Thursday, October 20, 2011

My life in Cork: descrizione di una giornata tipo (parte prima)

Mattino. Ore 7.45. La sveglia del mio coinquilino irlandese comincia a suonare. Le sveglie, in quanto tali, hanno tutte un suono di merda. Non conosco ancora il nome del mio coinquilino, non ci vediamo quasi mai. Ha da poco trovato un lavoro, tutte le mattine si alza alle 7.45, si butta in doccia e si veste come il portiere di un albergo a cinque stelle. Credo faccia il portiere di un albergo a cinque stelle. La sua sveglia non mi disturba. Mi giro dall’altra parte e abbraccio il guanciale. Io non ho mai lezione prima delle 10.00, ma mi alzo abbastanza presto, intorno alle 8.30.

Alle 8.30 suona la mia, di sveglia. Mi denudo completamente, per far sì che il freddo mattutino mi desista dal riaddormentarmi. Non faccio caso alla finestra, so già che tempo fa: cielo grigio e pioggia. Mi guardo intorno cercando di ricordare il sogno della notte prima. Spesso ci riesco e mi dico “Ricordati di appuntarti questo sogno”. Quotidianamente poi mi dimentico di farlo. Infilo calzini, mutande, jeans, maglietta, felpa e scarpe. Scendo al piano di sotto per andare in bagno. La toilette del piano di sopra ha un lavandino troppo piccolo. Sgattaiolo per le scale ascoltando il rumore della doccia che si sta facendo il mio coinquilino, sempre quello che lavora come portiere forse. Al piano di sotto passo di fianco alla stanza di un altro coinquilino, anche lui irlandese. L’odore pesante di sigarette e il suo russare mi rimettono completamente in sesto. Mi guardo allo specchio. Mi dico “Ricordati di tagliarti la barba”. E anche in questo caso, puntualmente, me ne dimentico. Rapido lavaggio di faccia e denti, comoda pisciata, sciacquone, afferro ombrello e portatile: ore 8.45, sono in strada. Solitamente sono di buon umore e fischietto allegro per tutto il percorso che va da casa mia all’Università di Cork. Una quindicina di minuti a piedi. Una volta c’ho messo meno di tredici minuti. Record imbattuto. Le strade sono solitamente semi deserte, poche macchine e qualche studente di liceo con la sua uniforme verde. Di solito piove, ma davvero qui non ci fa caso nessuno. Qualcuno fa caso al mio fischiettare motivi che vanno dal Barbiere di Siviglia all’inno dell’Internazionale Comunista passando per i cori degli ultras della Maceratese e “Paper Planes” di M.I.A.

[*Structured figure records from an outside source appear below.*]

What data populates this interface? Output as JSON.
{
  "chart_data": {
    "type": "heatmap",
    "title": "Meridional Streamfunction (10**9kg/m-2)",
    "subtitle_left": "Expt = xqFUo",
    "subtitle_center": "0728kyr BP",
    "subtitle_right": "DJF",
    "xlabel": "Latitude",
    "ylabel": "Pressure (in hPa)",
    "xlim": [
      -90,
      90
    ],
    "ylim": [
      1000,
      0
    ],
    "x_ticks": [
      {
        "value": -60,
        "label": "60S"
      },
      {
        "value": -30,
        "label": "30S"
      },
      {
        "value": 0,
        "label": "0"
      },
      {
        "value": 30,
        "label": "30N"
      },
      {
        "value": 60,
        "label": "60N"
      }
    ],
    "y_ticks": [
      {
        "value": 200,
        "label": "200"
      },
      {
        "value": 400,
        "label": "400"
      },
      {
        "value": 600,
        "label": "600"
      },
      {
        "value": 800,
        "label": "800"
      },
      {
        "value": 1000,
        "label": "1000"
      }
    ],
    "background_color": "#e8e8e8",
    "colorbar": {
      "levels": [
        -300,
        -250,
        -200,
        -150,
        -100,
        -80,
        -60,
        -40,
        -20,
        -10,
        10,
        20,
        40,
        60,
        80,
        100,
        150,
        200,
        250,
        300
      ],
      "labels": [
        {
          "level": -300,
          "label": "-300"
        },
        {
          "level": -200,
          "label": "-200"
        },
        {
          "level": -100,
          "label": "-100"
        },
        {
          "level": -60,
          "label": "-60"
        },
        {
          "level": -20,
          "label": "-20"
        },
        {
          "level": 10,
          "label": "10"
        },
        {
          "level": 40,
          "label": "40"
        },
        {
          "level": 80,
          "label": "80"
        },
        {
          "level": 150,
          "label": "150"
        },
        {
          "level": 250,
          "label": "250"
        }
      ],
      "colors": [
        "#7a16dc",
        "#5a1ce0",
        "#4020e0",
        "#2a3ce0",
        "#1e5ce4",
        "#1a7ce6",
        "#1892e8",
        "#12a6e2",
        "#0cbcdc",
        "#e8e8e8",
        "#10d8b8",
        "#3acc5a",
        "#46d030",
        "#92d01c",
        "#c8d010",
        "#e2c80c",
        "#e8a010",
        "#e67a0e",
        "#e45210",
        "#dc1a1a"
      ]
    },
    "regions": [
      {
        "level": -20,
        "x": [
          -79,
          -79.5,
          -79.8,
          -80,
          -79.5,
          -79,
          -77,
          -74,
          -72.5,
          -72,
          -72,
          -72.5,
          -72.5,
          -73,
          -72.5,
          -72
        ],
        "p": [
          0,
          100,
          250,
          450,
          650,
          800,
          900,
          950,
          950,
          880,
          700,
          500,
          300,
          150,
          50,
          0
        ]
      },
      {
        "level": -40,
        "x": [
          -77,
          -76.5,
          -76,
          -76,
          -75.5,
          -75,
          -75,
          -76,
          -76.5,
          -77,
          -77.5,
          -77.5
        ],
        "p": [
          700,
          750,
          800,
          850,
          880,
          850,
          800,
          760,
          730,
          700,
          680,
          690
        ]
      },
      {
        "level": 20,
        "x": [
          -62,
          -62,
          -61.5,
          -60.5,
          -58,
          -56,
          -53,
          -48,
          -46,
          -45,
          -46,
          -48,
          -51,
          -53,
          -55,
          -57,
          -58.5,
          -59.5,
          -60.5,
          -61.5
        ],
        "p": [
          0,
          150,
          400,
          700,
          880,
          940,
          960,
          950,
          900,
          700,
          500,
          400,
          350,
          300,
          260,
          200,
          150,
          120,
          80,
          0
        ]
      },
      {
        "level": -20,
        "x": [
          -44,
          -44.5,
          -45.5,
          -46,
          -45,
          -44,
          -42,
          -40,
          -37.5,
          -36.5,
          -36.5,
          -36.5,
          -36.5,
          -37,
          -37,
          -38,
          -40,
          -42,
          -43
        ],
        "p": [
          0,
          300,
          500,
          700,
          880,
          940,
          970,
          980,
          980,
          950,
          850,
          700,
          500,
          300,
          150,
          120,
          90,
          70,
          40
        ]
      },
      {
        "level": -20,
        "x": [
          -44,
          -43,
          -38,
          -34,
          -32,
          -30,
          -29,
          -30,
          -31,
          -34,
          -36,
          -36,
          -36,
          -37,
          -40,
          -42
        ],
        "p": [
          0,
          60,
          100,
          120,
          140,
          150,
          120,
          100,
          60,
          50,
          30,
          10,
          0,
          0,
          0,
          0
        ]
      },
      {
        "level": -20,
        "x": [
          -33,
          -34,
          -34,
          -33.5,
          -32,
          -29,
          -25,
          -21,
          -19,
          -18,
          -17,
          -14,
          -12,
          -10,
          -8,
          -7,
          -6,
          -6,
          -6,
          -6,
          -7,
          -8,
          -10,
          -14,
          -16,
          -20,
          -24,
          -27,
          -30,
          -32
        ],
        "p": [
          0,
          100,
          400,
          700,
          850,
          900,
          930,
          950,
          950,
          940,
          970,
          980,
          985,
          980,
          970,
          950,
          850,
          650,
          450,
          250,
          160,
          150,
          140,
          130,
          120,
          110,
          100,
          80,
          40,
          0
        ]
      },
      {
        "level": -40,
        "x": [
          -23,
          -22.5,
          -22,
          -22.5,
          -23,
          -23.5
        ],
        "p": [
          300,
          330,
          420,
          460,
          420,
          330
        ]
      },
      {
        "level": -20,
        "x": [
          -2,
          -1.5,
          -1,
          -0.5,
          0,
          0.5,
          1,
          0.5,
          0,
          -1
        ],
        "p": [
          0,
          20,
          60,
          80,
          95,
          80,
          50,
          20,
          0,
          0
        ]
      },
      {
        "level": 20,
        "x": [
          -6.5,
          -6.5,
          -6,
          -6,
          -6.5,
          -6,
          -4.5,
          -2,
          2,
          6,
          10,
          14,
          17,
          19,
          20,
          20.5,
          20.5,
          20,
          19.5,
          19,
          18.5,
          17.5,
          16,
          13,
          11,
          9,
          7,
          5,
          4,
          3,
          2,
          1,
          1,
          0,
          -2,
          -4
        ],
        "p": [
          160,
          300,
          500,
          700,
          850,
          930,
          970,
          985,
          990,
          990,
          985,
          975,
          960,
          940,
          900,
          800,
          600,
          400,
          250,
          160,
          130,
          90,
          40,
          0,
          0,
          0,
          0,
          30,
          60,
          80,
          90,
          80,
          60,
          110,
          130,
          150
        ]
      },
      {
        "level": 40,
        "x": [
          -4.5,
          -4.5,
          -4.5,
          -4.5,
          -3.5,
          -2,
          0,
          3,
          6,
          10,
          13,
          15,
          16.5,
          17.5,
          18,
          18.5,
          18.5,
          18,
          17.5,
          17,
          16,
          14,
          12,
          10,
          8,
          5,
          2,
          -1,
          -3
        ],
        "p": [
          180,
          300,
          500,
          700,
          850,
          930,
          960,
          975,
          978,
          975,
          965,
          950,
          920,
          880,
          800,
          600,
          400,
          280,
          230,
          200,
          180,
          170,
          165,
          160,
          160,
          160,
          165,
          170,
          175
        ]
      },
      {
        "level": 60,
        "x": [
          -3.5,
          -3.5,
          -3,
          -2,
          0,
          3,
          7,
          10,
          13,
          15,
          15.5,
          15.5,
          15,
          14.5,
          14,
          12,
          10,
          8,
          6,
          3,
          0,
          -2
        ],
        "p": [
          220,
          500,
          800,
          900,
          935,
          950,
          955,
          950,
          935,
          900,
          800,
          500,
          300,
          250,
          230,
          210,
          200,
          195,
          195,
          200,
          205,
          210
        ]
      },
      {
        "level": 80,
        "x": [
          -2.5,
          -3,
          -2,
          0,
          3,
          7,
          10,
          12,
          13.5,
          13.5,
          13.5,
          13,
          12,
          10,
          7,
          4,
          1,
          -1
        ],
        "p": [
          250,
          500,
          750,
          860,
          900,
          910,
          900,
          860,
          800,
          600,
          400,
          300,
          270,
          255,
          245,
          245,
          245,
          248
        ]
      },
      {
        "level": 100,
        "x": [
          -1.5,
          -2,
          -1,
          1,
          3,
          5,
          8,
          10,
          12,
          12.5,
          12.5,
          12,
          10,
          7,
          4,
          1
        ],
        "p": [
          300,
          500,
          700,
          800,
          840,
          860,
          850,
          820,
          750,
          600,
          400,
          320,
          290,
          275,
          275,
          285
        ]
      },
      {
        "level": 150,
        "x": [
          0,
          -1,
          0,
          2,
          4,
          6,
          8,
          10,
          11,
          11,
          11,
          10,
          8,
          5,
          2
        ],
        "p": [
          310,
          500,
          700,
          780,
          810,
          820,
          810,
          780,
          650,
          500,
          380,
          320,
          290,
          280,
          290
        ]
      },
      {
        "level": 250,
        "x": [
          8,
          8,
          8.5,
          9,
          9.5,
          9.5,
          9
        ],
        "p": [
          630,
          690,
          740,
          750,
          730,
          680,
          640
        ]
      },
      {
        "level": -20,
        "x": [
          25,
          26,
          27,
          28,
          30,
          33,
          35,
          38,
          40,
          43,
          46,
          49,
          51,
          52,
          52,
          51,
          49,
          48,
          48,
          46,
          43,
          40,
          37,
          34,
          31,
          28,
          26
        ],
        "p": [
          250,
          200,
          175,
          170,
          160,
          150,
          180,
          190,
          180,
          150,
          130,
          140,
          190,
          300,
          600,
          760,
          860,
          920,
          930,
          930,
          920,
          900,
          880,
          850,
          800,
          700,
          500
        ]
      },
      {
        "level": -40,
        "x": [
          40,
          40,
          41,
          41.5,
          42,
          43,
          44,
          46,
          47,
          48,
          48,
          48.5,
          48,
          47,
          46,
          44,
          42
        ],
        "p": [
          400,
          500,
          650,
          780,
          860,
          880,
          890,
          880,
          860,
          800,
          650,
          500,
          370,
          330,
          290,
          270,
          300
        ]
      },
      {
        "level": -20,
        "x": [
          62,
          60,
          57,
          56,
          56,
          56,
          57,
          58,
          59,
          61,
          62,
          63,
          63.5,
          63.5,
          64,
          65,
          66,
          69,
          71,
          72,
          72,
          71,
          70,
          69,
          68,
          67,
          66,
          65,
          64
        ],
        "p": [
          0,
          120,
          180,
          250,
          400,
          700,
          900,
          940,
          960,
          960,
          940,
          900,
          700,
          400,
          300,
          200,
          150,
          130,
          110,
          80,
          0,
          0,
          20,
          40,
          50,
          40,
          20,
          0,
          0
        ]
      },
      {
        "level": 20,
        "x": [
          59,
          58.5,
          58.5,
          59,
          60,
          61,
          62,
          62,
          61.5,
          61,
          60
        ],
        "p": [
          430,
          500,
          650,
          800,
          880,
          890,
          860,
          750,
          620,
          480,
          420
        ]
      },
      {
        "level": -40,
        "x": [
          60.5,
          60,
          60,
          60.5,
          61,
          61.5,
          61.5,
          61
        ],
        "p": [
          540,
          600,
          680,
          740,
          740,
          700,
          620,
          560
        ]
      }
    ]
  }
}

Entro in Facoltà, imbocco il corridoio del mio dipartimento, apro la porta del mio ufficio: casa dolce casa. A quell’ora del mattino campus ed uffici sono deserti. Sono io uno dei primi coglioni ad entrare “a lavoro” ed uno degli ultimi ad andarsene. La prima cosa che faccio è mettere a bollire l’acqua con un aggeggio elettrico che ho in ufficio. La seconda rubare tè verde cinese al professore che l’anno scorso usava questo ufficio. La terza godermi tazze bollenti di tè sfogliando on-line i media internazionali e leggendo le news dal mondo. Senza rotture di cazzi. Divino.

Dalle nove di mattina alle nove di sera sono in università. Il sabato e la domenica stacco prima, perché alle 17.00 e alle 15.30 rispettivamente mi buttano fuori dall’ufficio le guardie che devono chiudere a chiave l’intera Facoltà. Ho dieci ore di lezione a settimana, per il resto sono a mensa, a riunione dalla preside o nel mio ufficio. Cosa faccio? Insegno. Cioè, per insegnare devi preparare le lezioni che dai agli studenti. Quindi l’ora di lezione in sé per sé è una minima parte del lavoro che faccio. Di mestiere, al momento, studio. Leggo, studio, ri-studio ed organizzo le cose da insegnare in classe, con l’aiuto di proiettori e presentazioni in Power Point. L’insegnante del 21esimo secolo.
Non male, devo dire la verità. Mi piace quello che faccio.